1) Every time you read about long flights, you hear you should get up frequently and walk around the plane. This ignores two problems:
a) All the other passengers and crew look at you suspiciously, like you’re a terrorist or something, just because you have to get up, stretch, and go to the bathroom repeatedly; and
b) Haven’t they noticed there is no room to walk anywhere? What do they think you are — the size of an amoeba?
2) Why don’t they serve food any longer? Don’t they know starving people develop severe personality disorders?
3) No, guy in the next row, your golf game is not terribly interesting. Please shut up about it.
4) When you look down at your unexercised feet, you notice your ankles have become bulbous. Even your toes are obese.
5) OK, so they finally serve a meal. Big deal. You call this food?
6) Why is it that every single other person can sleep on a flight, but you cannot?
7) If you had wanted to see He’s Just Not That Into You, you would have seen it at a movie theater — not at 30,000 feet.
8) You wonder what the record is for going to the bathroom on a transatlantic flight.
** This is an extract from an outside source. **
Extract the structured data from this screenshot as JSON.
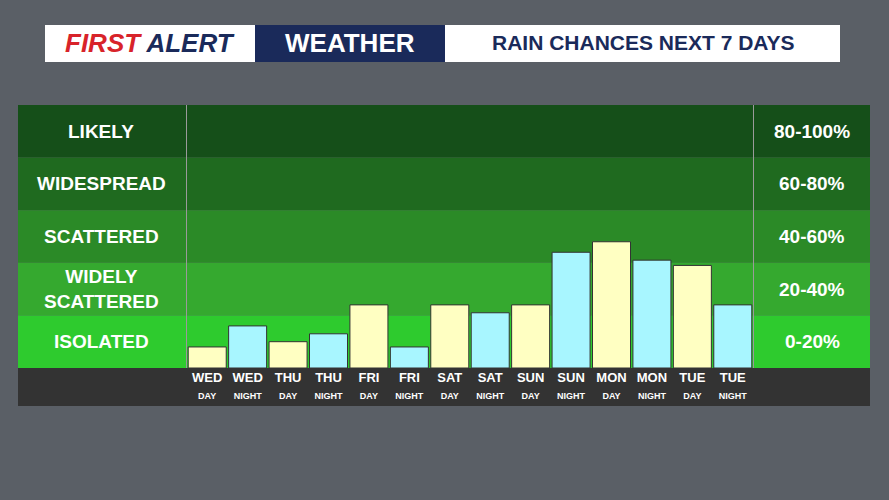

Surely, you must be approaching it.
9) You try to recall how many circles of hell Dante came up with and which one you might be in right now.
10) They say travel changes you. Agreed. However, flights of more than 10 hours change you into someone you don’t particularly like. Since when you do have the personality of Basil Fawlty? Since the eighth hour, as it turns out.
11) Just one more flight. What could be worse than that? One more flight! Can you do it? Yes, barely.
12) Here’s what could be worse than one more flight: The DFW Airport shuts down. They cancel your last flight, after you’ve been traveling for 24 hours and look, roughly, like a refugee from a war-torn country. Dante, in his pre-air travel era, just didn’t come up with enough circles.